Penn State's findings on weight gain in the study participants were published last month in JAMA Pediatrics. In the second study, published in the July issue of the journal Pediatrics, children whose parents received the best-practices instructions slept longer, on average.

That makes sense, said Ohio State's Anderson, as other research has found a link between inadequate sleep and obesity.

Both studies involved the same families, who were randomly divided into the group that received the instruction and the group that did not. The researchers plan to publish results when the children reach 3 years of age.

During the first year, all parents received educational materials and four home nurse visits.
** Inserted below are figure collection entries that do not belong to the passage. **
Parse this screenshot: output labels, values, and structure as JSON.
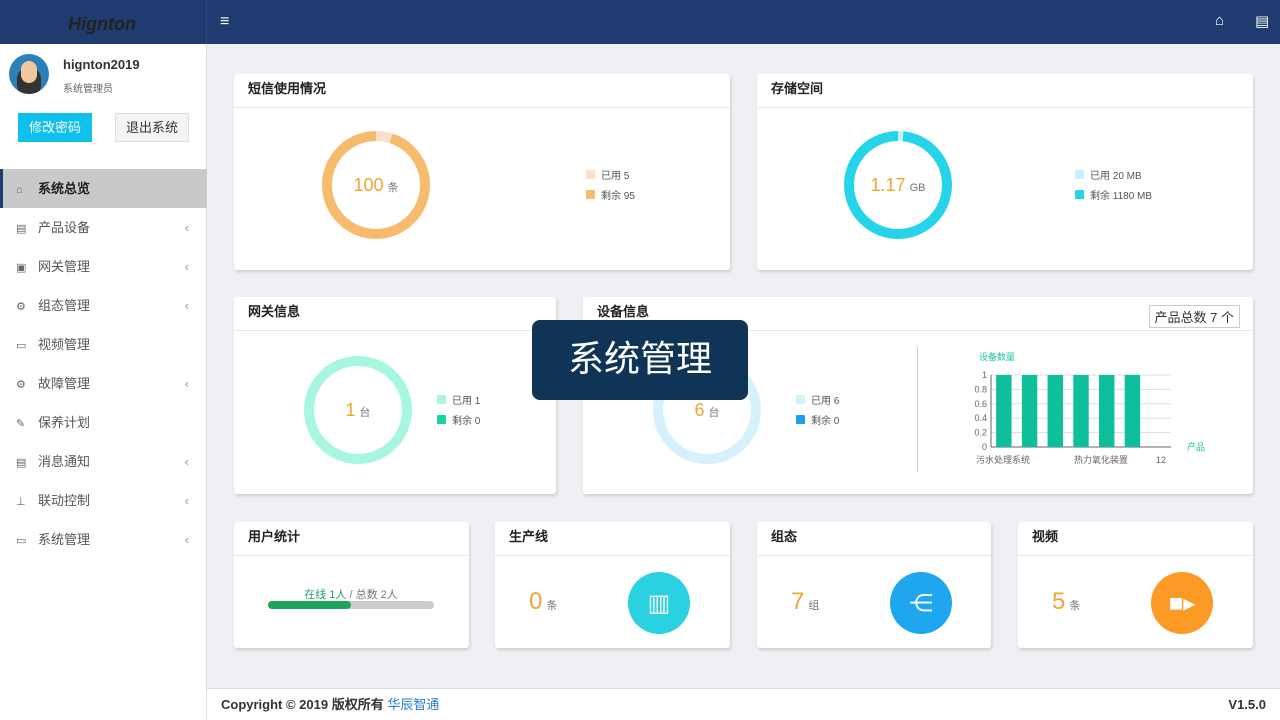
{
  "brand": {
    "logo": "Hignton"
  },
  "user": {
    "name": "hignton2019",
    "role": "系统管理员",
    "change_pwd": "修改密码",
    "logout": "退出系统"
  },
  "nav": [
    {
      "label": "系统总览",
      "icon": "home-icon",
      "active": true
    },
    {
      "label": "产品设备",
      "icon": "book-icon"
    },
    {
      "label": "网关管理",
      "icon": "gateway-icon"
    },
    {
      "label": "组态管理",
      "icon": "cogs-icon"
    },
    {
      "label": "视频管理",
      "icon": "monitor-icon"
    },
    {
      "label": "故障管理",
      "icon": "cogs-icon"
    },
    {
      "label": "保养计划",
      "icon": "wrench-icon"
    },
    {
      "label": "消息通知",
      "icon": "book-icon"
    },
    {
      "label": "联动控制",
      "icon": "sitemap-icon"
    },
    {
      "label": "系统管理",
      "icon": "monitor-icon"
    }
  ],
  "sms": {
    "title": "短信使用情况",
    "value": "100",
    "unit": "条",
    "used": "已用 5",
    "remain": "剩余 95",
    "used_n": 5,
    "remain_n": 95,
    "colors": [
      "#fbe0c4",
      "#f7bb6e"
    ]
  },
  "storage": {
    "title": "存储空间",
    "value": "1.17",
    "unit": "GB",
    "used": "已用 20 MB",
    "remain": "剩余 1180 MB",
    "used_n": 20,
    "remain_n": 1180,
    "colors": [
      "#c8f1f9",
      "#25d4e9"
    ]
  },
  "gateway": {
    "title": "网关信息",
    "value": "1",
    "unit": "台",
    "used": "已用 1",
    "remain": "剩余 0",
    "used_n": 1,
    "remain_n": 0,
    "colors": [
      "#a6f6e0",
      "#17d4a0"
    ]
  },
  "device": {
    "title": "设备信息",
    "total": "产品总数 7 个",
    "value": "6",
    "unit": "台",
    "used": "已用 6",
    "remain": "剩余 0",
    "used_n": 6,
    "remain_n": 0,
    "colors": [
      "#d6f0fc",
      "#1c9fe8"
    ]
  },
  "chart_data": {
    "type": "bar",
    "ylabel": "设备数量",
    "xlabel": "产品",
    "ylim": [
      0,
      1
    ],
    "yticks": [
      "0",
      "0.2",
      "0.4",
      "0.6",
      "0.8",
      "1"
    ],
    "xtick_labels": [
      "污水处理系统",
      "热力氧化装置",
      "12"
    ],
    "values": [
      1,
      1,
      1,
      1,
      1,
      1
    ],
    "color": "#0fbf9c"
  },
  "users": {
    "title": "用户统计",
    "online": "在线 1人",
    "sep": "/",
    "total": "总数 2人",
    "progress": 0.5
  },
  "line": {
    "title": "生产线",
    "value": "0",
    "unit": "条",
    "color": "#2ad1e0"
  },
  "config": {
    "title": "组态",
    "value": "7",
    "unit": "组",
    "color": "#1ea7ef"
  },
  "video": {
    "title": "视频",
    "value": "5",
    "unit": "条",
    "color": "#fb9a24"
  },
  "tooltip": "系统管理",
  "footer": {
    "copyright": "Copyright © 2019 版权所有 ",
    "company": "华辰智通",
    "version": "V1.5.0"
  }
}
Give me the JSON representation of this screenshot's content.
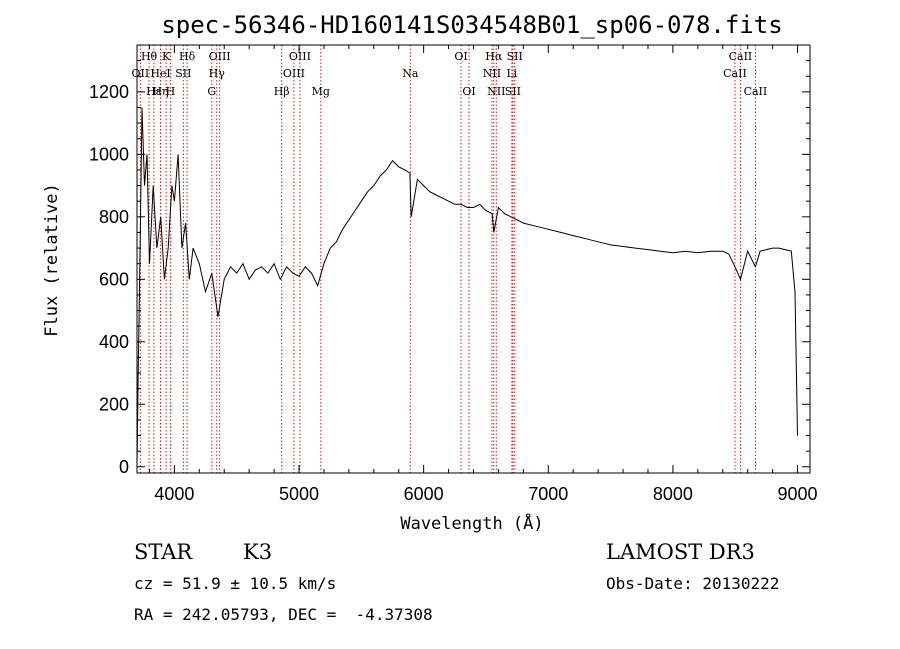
{
  "chart_data": {
    "type": "line",
    "title": "spec-56346-HD160141S034548B01_sp06-078.fits",
    "xlabel": "Wavelength (Å)",
    "ylabel": "Flux (relative)",
    "xlim": [
      3700,
      9100
    ],
    "ylim": [
      -20,
      1350
    ],
    "xticks": [
      4000,
      5000,
      6000,
      7000,
      8000,
      9000
    ],
    "yticks": [
      0,
      200,
      400,
      600,
      800,
      1000,
      1200
    ],
    "grid": false,
    "series": [
      {
        "x": [
          3700,
          3710,
          3725,
          3740,
          3760,
          3780,
          3800,
          3830,
          3860,
          3890,
          3920,
          3950,
          3980,
          4000,
          4030,
          4060,
          4090,
          4120,
          4150,
          4200,
          4250,
          4300,
          4350,
          4400,
          4450,
          4500,
          4550,
          4600,
          4650,
          4700,
          4750,
          4800,
          4850,
          4900,
          4950,
          5000,
          5050,
          5100,
          5150,
          5200,
          5250,
          5300,
          5350,
          5400,
          5450,
          5500,
          5550,
          5600,
          5650,
          5700,
          5750,
          5800,
          5850,
          5890,
          5900,
          5950,
          6000,
          6050,
          6100,
          6150,
          6200,
          6250,
          6300,
          6350,
          6400,
          6450,
          6500,
          6550,
          6563,
          6600,
          6650,
          6700,
          6750,
          6800,
          6900,
          7000,
          7100,
          7200,
          7300,
          7400,
          7500,
          7600,
          7700,
          7800,
          7900,
          8000,
          8100,
          8200,
          8300,
          8400,
          8450,
          8498,
          8542,
          8600,
          8662,
          8700,
          8750,
          8800,
          8850,
          8900,
          8950,
          8980,
          9000
        ],
        "y": [
          0,
          300,
          700,
          1150,
          900,
          1000,
          650,
          900,
          700,
          800,
          600,
          700,
          900,
          850,
          1000,
          700,
          780,
          600,
          700,
          650,
          560,
          620,
          480,
          600,
          640,
          620,
          650,
          600,
          630,
          640,
          620,
          650,
          600,
          640,
          620,
          610,
          640,
          620,
          580,
          650,
          700,
          720,
          760,
          790,
          820,
          850,
          880,
          900,
          930,
          950,
          980,
          960,
          950,
          940,
          800,
          920,
          900,
          880,
          870,
          860,
          850,
          840,
          840,
          830,
          830,
          840,
          820,
          810,
          750,
          830,
          810,
          800,
          790,
          780,
          770,
          760,
          750,
          740,
          730,
          720,
          710,
          705,
          700,
          695,
          690,
          685,
          690,
          685,
          690,
          690,
          680,
          640,
          600,
          690,
          640,
          690,
          695,
          700,
          700,
          695,
          690,
          560,
          100
        ]
      }
    ],
    "spectral_lines": [
      {
        "name": "Hθ",
        "wavelength": 3797,
        "row": 1
      },
      {
        "name": "K",
        "wavelength": 3934,
        "row": 1
      },
      {
        "name": "Hδ",
        "wavelength": 4102,
        "row": 1
      },
      {
        "name": "OIII",
        "wavelength": 4363,
        "row": 1
      },
      {
        "name": "OIII",
        "wavelength": 5007,
        "row": 1
      },
      {
        "name": "OI",
        "wavelength": 6300,
        "row": 1
      },
      {
        "name": "Hα",
        "wavelength": 6563,
        "row": 1
      },
      {
        "name": "SII",
        "wavelength": 6731,
        "row": 1
      },
      {
        "name": "CaII",
        "wavelength": 8542,
        "row": 1
      },
      {
        "name": "OII",
        "wavelength": 3727,
        "row": 2
      },
      {
        "name": "HeI",
        "wavelength": 3889,
        "row": 2
      },
      {
        "name": "SII",
        "wavelength": 4072,
        "row": 2
      },
      {
        "name": "Hγ",
        "wavelength": 4340,
        "row": 2
      },
      {
        "name": "OIII",
        "wavelength": 4959,
        "row": 2
      },
      {
        "name": "Na",
        "wavelength": 5893,
        "row": 2
      },
      {
        "name": "NII",
        "wavelength": 6548,
        "row": 2
      },
      {
        "name": "Li",
        "wavelength": 6708,
        "row": 2
      },
      {
        "name": "CaII",
        "wavelength": 8498,
        "row": 2
      },
      {
        "name": "Hε",
        "wavelength": 3835,
        "row": 3
      },
      {
        "name": "Hη",
        "wavelength": 3889,
        "row": 3
      },
      {
        "name": "H",
        "wavelength": 3968,
        "row": 3
      },
      {
        "name": "G",
        "wavelength": 4300,
        "row": 3
      },
      {
        "name": "Hβ",
        "wavelength": 4861,
        "row": 3
      },
      {
        "name": "Mg",
        "wavelength": 5175,
        "row": 3
      },
      {
        "name": "OI",
        "wavelength": 6364,
        "row": 3
      },
      {
        "name": "NII",
        "wavelength": 6583,
        "row": 3
      },
      {
        "name": "SII",
        "wavelength": 6716,
        "row": 3
      },
      {
        "name": "CaII",
        "wavelength": 8662,
        "row": 3
      }
    ],
    "line_marker_color": "#cc2222"
  },
  "info": {
    "object_class": "STAR",
    "subclass": "K3",
    "survey": "LAMOST DR3",
    "redshift": "cz = 51.9 ± 10.5 km/s",
    "obs_date": "Obs-Date: 20130222",
    "coords": "RA = 242.05793, DEC =  -4.37308"
  }
}
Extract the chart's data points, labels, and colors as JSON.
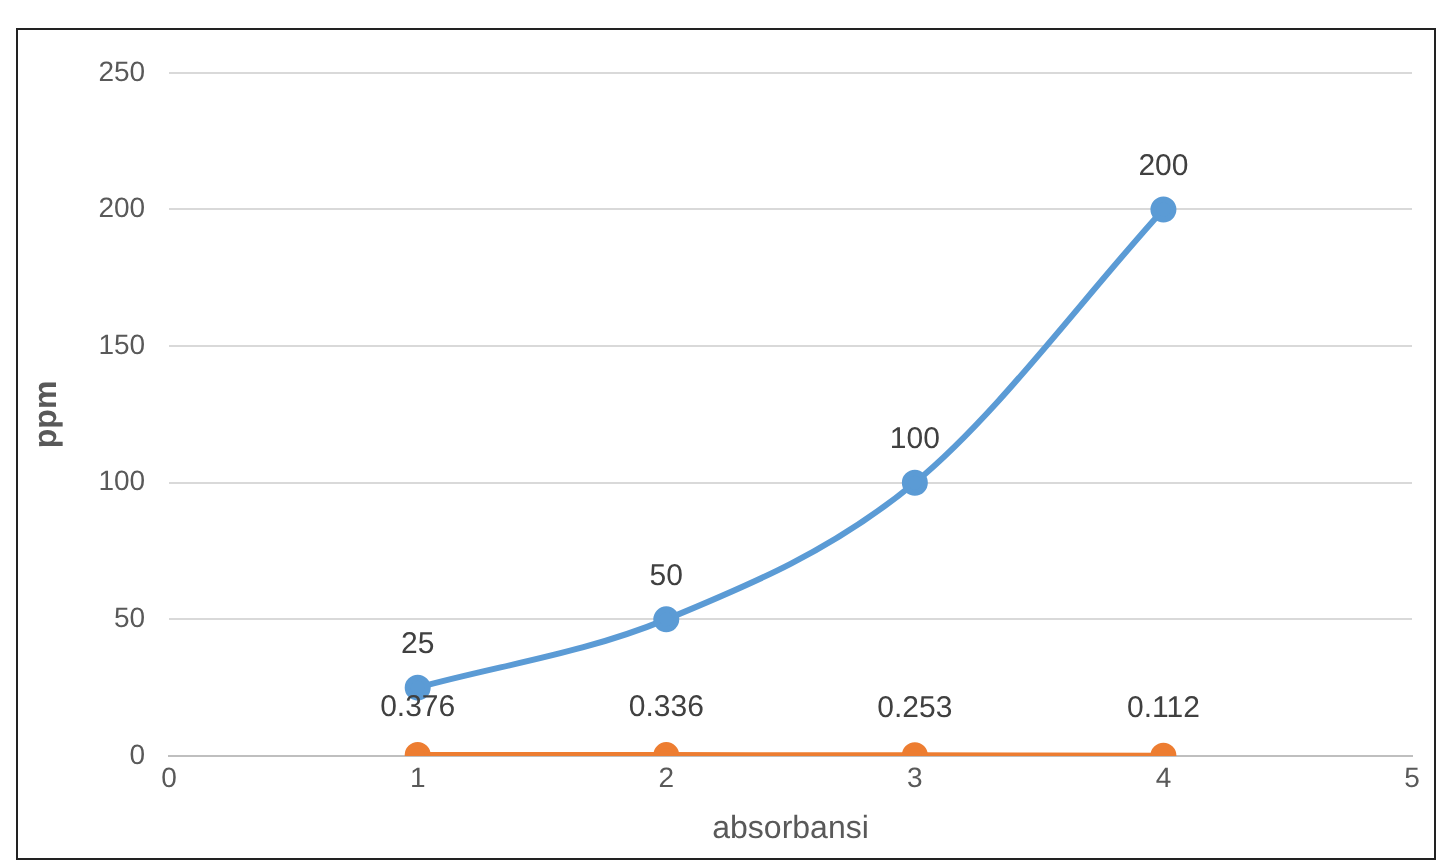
{
  "chart_data": {
    "type": "line",
    "xlabel": "absorbansi",
    "ylabel": "ppm",
    "x": [
      1,
      2,
      3,
      4
    ],
    "series": [
      {
        "color": "#5b9bd5",
        "values": [
          25,
          50,
          100,
          200
        ]
      },
      {
        "color": "#ed7d31",
        "values": [
          0.376,
          0.336,
          0.253,
          0.112
        ]
      }
    ],
    "xlim": [
      0,
      5
    ],
    "xticks": [
      0,
      1,
      2,
      3,
      4,
      5
    ],
    "ylim": [
      0,
      250
    ],
    "yticks": [
      0,
      50,
      100,
      150,
      200,
      250
    ],
    "grid": "y",
    "legend": false,
    "marker": "circle",
    "line_style": "solid",
    "data_labels": true
  }
}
One group was taught the best practices for good sleep habits and obesity prevention - though again, the word obesity was not mentioned. The other group received more general safety education, such as how to prevent sudden infant death syndrome.

Paul, who has three children, ages 8, 6, and 20 months, concedes that strict adherence to the guidelines is a challenge.

He said he blew it with his oldest child, always rushing in the moment she started to cry. He did not feed her, but generally rocked her until she got back to sleep. Not a good idea.

The result was that she was a poor sleeper until age 3, he said.

"I picked her up and rocked her to sleep because I was a sucker," the pediatrician said. "My personal experience has definitely helped my research."